The returns boiled down to time. A human would have taken 790 hours to analyze the volume of content for the ESG materiality report, while the C3 AI ESG application took less than an hour and was able to focus on the 10% of relevant content. The manual process required nearly 30,000 hours and a 2-year cycle time to complete the ESG assessment without AI.

What's next

Caekebeke said the AI-driven ESG materiality process will enable Baker Hughes to keep better tabs on new topics, impacts of events, legislation and policy around the world. "We work in over 120 countries. We have 55,000 employees so we have a broad reach. And so, it is important to really look across the world at what's happening,” she said.

Going forward, the plan is to use more AI to drive decisions faster with more data transparency. Caekebeke said using AI is also likely to curb unconscious bias in ESG materiality assessments.

"When we were looking at the way that we did it manually, you will have some stakeholders that answer the surveys and then ones that don't. If you make an analysis, you read through their information and then essentially translate that into what you think you're hearing. But there's that kind of unconscious bias that we all have as we're reading through it," said Caekebeke "An engine doesn't really have that bias."

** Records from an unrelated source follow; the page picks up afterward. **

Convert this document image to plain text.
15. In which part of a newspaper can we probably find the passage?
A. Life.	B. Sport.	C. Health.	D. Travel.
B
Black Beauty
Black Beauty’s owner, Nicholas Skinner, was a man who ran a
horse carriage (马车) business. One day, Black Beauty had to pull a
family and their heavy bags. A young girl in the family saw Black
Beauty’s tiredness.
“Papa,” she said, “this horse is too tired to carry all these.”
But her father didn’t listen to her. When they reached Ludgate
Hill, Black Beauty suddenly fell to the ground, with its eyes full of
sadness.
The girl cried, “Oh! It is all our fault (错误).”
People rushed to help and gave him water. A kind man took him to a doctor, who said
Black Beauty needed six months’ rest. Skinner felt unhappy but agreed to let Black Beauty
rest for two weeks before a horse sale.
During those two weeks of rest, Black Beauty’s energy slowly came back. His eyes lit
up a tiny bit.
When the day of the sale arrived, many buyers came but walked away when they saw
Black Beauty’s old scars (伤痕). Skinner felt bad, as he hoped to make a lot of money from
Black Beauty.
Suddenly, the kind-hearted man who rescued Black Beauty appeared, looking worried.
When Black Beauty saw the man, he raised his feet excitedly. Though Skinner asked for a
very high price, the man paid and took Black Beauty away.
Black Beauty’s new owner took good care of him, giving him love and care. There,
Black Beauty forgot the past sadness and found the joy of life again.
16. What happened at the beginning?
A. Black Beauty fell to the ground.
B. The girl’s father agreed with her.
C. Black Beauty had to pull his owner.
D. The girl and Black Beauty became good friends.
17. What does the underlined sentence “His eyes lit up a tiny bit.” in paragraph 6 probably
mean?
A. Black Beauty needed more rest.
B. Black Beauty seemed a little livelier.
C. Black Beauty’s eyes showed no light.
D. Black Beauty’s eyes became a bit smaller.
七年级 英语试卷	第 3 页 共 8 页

Caekebeke is also betting that the C3 AI ESG application will also connect dots between environmental impacts and social issues.

"Where communities are marginalized, they are feeling the deepest impact of climate change. Those areas are also where you have human rights violations and people that are not making a fair wage," said Caekebeke. "It's about looking at ESG holistically and leveraging AI to look at it so you could draw some parallels."

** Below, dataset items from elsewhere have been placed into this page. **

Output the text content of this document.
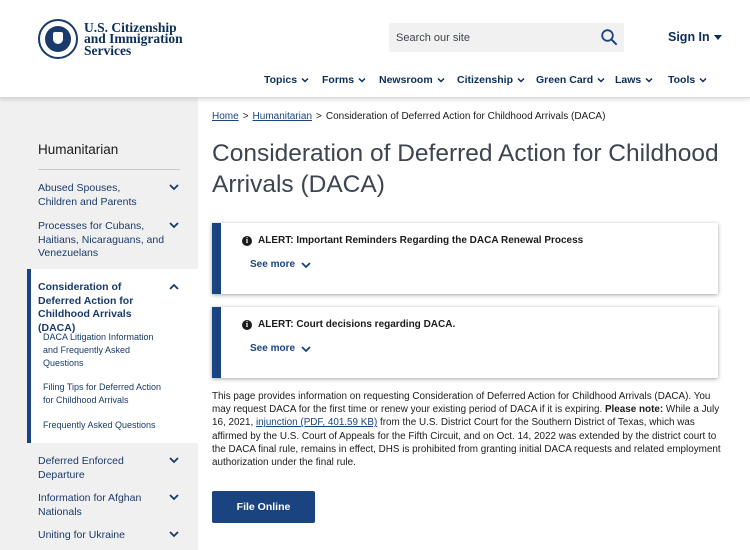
U.S. Citizenship
and Immigration
Services
Search our site
Sign In
Topics Forms Newsroom Citizenship Green Card Laws	Tools
Humanitarian
Abused Spouses, Children and Parents
Processes for Cubans, Haitians, Nicaraguans, and Venezuelans
Consideration of Deferred Action for Childhood Arrivals (DACA)
DACA Litigation Information and Frequently Asked Questions
Filing Tips for Deferred Action for Childhood Arrivals
Frequently Asked Questions
Deferred Enforced Departure
Information for Afghan Nationals
Uniting for Ukraine
Home > Humanitarian > Consideration of Deferred Action for Childhood Arrivals (DACA)
Consideration of Deferred Action for Childhood Arrivals (DACA)
i ALERT: Important Reminders Regarding the DACA Renewal Process
See more
i ALERT: Court decisions regarding DACA.
See more

This page provides information on requesting Consideration of Deferred Action for Childhood Arrivals (DACA). You may request DACA for the first time or renew your existing period of DACA if it is expiring. Please note: While a July 16, 2021, injunction (PDF, 401.59 KB) from the U.S. District Court for the Southern District of Texas, which was affirmed by the U.S. Court of Appeals for the Fifth Circuit, and on Oct. 14, 2022 was extended by the district court to the DACA final rule, remains in effect, DHS is prohibited from granting initial DACA requests and related employment authorization under the final rule.

File Online
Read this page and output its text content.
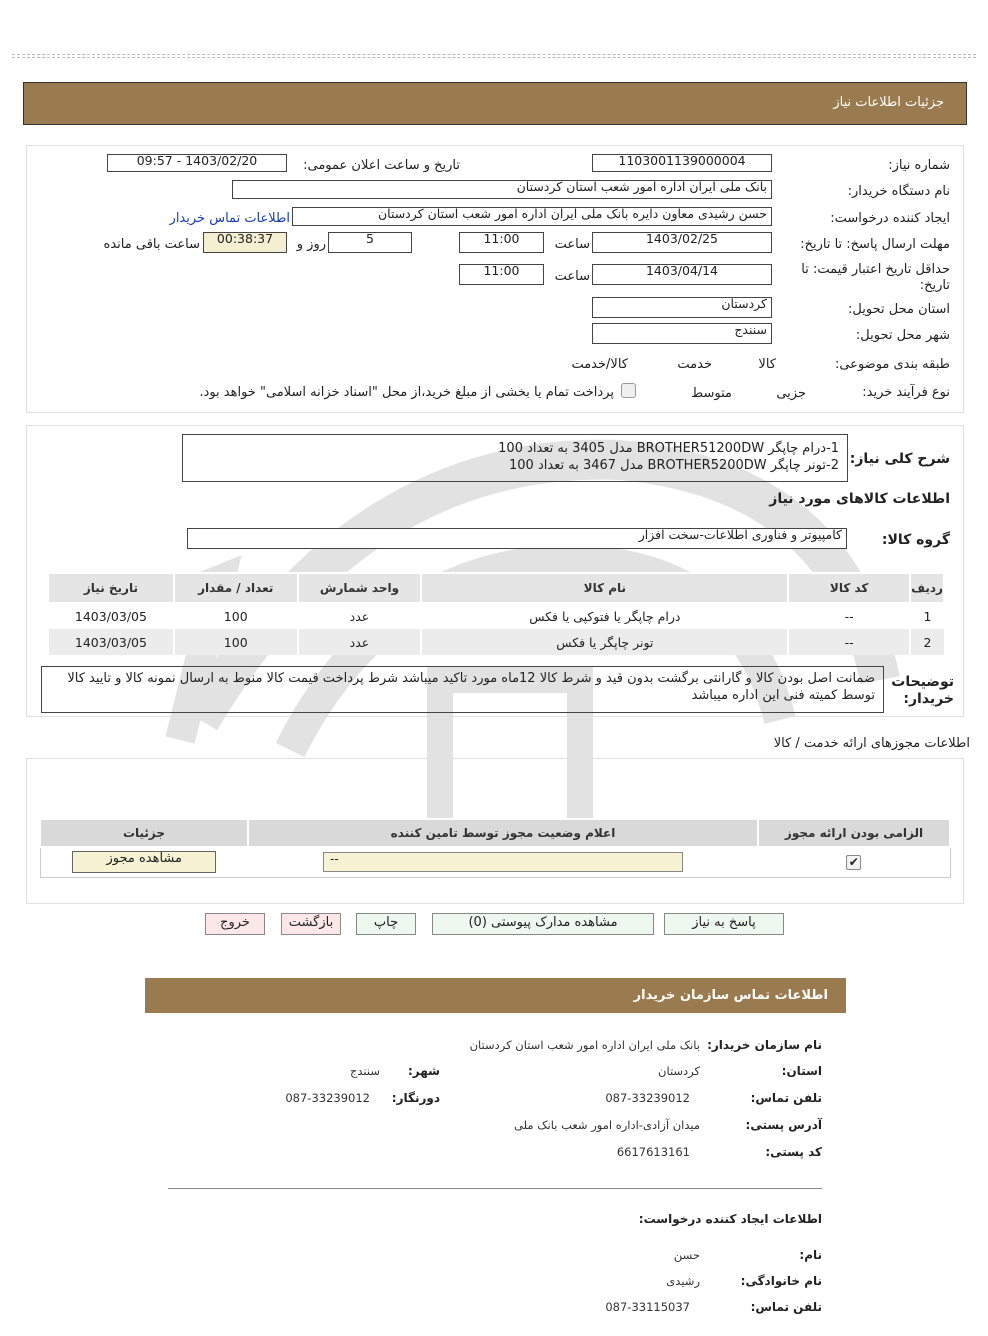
جزئیات اطلاعات نیاز
شماره نیاز:
1103001139000004
تاریخ و ساعت اعلان عمومی:
1403/02/20 - 09:57
نام دستگاه خریدار:
بانک ملی ایران اداره امور شعب استان کردستان
ایجاد کننده درخواست:
حسن رشیدی معاون دایره بانک ملی ایران اداره امور شعب استان کردستان
اطلاعات تماس خریدار
مهلت ارسال پاسخ: تا تاریخ:
1403/02/25
ساعت
11:00
5
روز و
00:38:37
ساعت باقی مانده
حداقل تاریخ اعتبار قیمت: تا تاریخ:
1403/04/14
ساعت
11:00
استان محل تحویل:
کردستان
شهر محل تحویل:
سنندج
طبقه بندی موضوعی:

کالا

خدمت

کالا/خدمت
نوع فرآیند خرید:

جزیی
متوسط
پرداخت تمام یا بخشی از مبلغ خرید،از محل "اسناد خزانه اسلامی" خواهد بود.
شرح کلی نیاز:
1-درام چاپگر BROTHER51200DW مدل 3405 به تعداد 100
2-تونر چاپگر BROTHER5200DW مدل 3467 به تعداد 100
اطلاعات کالاهای مورد نیاز
گروه کالا:
کامپیوتر و فناوری اطلاعات-سخت افزار
ردیف	کد کالا	نام کالا	واحد شمارش	تعداد / مقدار	تاریخ نیاز
1	--	درام چاپگر یا فتوکپی یا فکس	عدد	100	1403/03/05
2	--	تونر چاپگر یا فکس	عدد	100	1403/03/05
توضیحات خریدار:
ضمانت اصل بودن کالا و گارانتی برگشت بدون قید و شرط کالا 12ماه مورد تاکید میباشد شرط پرداخت قیمت کالا منوط به ارسال نمونه کالا و تایید کالا توسط کمیته فنی این اداره میباشد
اطلاعات مجوزهای ارائه خدمت / کالا
الزامی بودن ارائه مجوز	اعلام وضعیت مجوز توسط تامین کننده	جزئیات
✔	--	مشاهده مجوز
پاسخ به نیاز
مشاهده مدارک پیوستی (0)
چاپ
بازگشت
خروج
اطلاعات تماس سازمان خریدار
نام سازمان خریدار:
بانک ملی ایران اداره امور شعب استان کردستان
استان:
کردستان
شهر:
سنندج
تلفن تماس:
087-33239012
دورنگار:
087-33239012
آدرس پستی:
میدان آزادی-اداره امور شعب بانک ملی
کد پستی:
6617613161
اطلاعات ایجاد کننده درخواست:
نام:
حسن
نام خانوادگی:
رشیدی
تلفن تماس:
087-33115037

Baker Hughes released its sustainability framework in April and the goal is to use the lessons from the C3 AI tool to deploy the strategy across the organization. "Moving forward in 2024 is about making sure that the deployment of our sustainability strategy is well understood and that initiatives are pushed all the way to the deepest level," said Caekebeke. "My vision is that I want everyone to have that same focus on sustainability, understand the value and understand our environmental and social footprint. For 2024, it will be a deeper engagement with employees all from the top to the bottom, across regions where we work and also across the functions."

Lessons learned

Caekebeke said the project surfaced a few lessons learned about the intersection of ESG and AI. Here's the breakdown.

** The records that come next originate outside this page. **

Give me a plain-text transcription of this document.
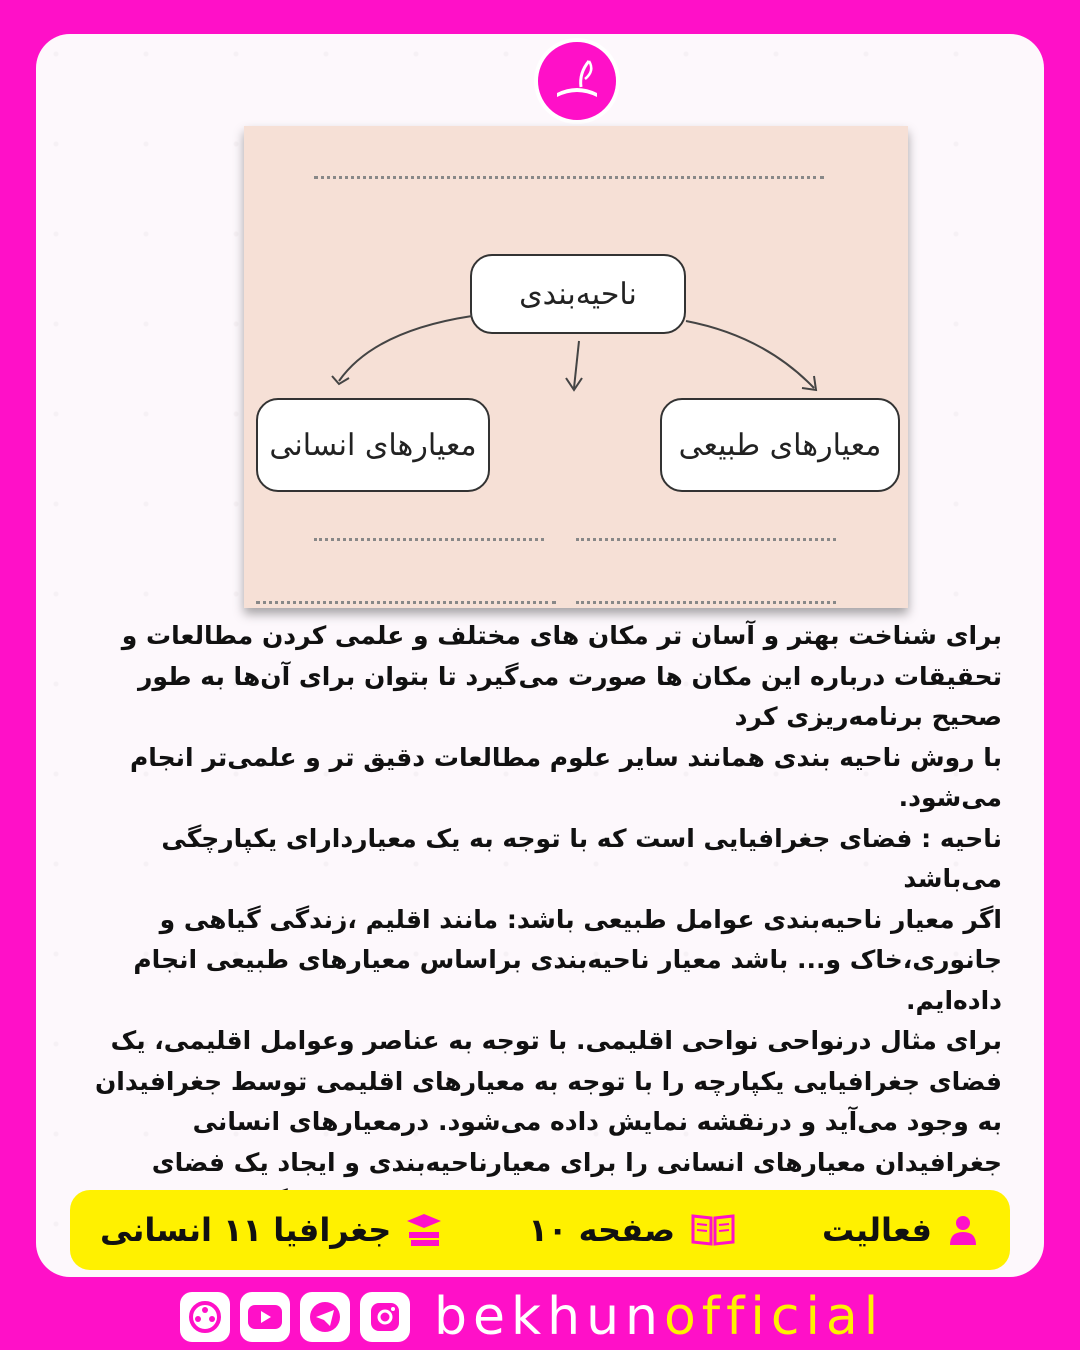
ناحیه‌بندی
معیارهای انسانی	معیارهای طبیعی

برای شناخت بهتر و آسان تر مکان های مختلف و علمی کردن مطالعات و تحقیقات درباره این مکان ها صورت می‌گیرد تا بتوان برای آن‌ها به طور صحیح برنامه‌ریزی کرد

با روش ناحیه بندی همانند سایر علوم مطالعات دقیق تر و علمی‌تر انجام می‌شود.

ناحیه : فضای جغرافیایی است که با توجه به یک معیاردارای یکپارچگی می‌باشد

اگر معیار ناحیه‌بندی عوامل طبیعی باشد: مانند اقلیم ،زندگی گیاهی و جانوری،خاک و... باشد معیار ناحیه‌بندی براساس معیارهای طبیعی انجام داده‌ایم.

برای مثال درنواحی نواحی اقلیمی. با توجه به عناصر وعوامل اقلیمی، یک فضای جغرافیایی یکپارچه را با توجه به معیارهای اقلیمی توسط جغرافیدان به وجود می‌آید و درنقشه نمایش داده می‌شود. درمعیارهای انسانی جغرافیدان معیارهای انسانی را برای معیارناحیه‌بندی و ایجاد یک فضای

فعالیت
صفحه ۱۰
جغرافیا ۱۱ انسانی
bekhunofficial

Get high level support from executives. Baker Hughes leadership supported the effort and that helped overcome concerns about using AI. "There's a lot of skepticism around AI. Some people love it. Some people are nervous. There should be a bit of both," she said.

Governance is critical. Caekebeke said governance should be laid out in advance of pilots and deployment.

Have a strong partner. Caekebeke said that C3 AI worked closely with her time to customize the application and produce something that works with transparency. Training models require collaboration and back and forth between customer and vendor teams.

Time is a core metric. "We are mindful of the fact that as sustainability requirements are increasing, people have less time," she said.

Start small. There are so many metrics to follow in ESG, but it's critical to narrow them down to the ones that are risks to your enterprise. "It's easier actually to build that up than to go the other way around. A lot of the times we want to please every stakeholder you know, and it's important to listen, but then you have to prioritize," said Caekebeke.

Efficiency and optimization are also sustainability. Internal stakeholders need to realize that "when you make something efficient, you're also making it more sustainable," said Caekebeke.

Keep iterating. "I was an AI skeptic. And I was really surprised to see the efficiency of the tool to the point where we're now in production phase, and we're working on the next iteration," said Caekebeke. "Pick the three or four things you want to do this year and then the next phase, so you have measurable projects from year to year. Just incremental steps in the right direction will really help the company move forward."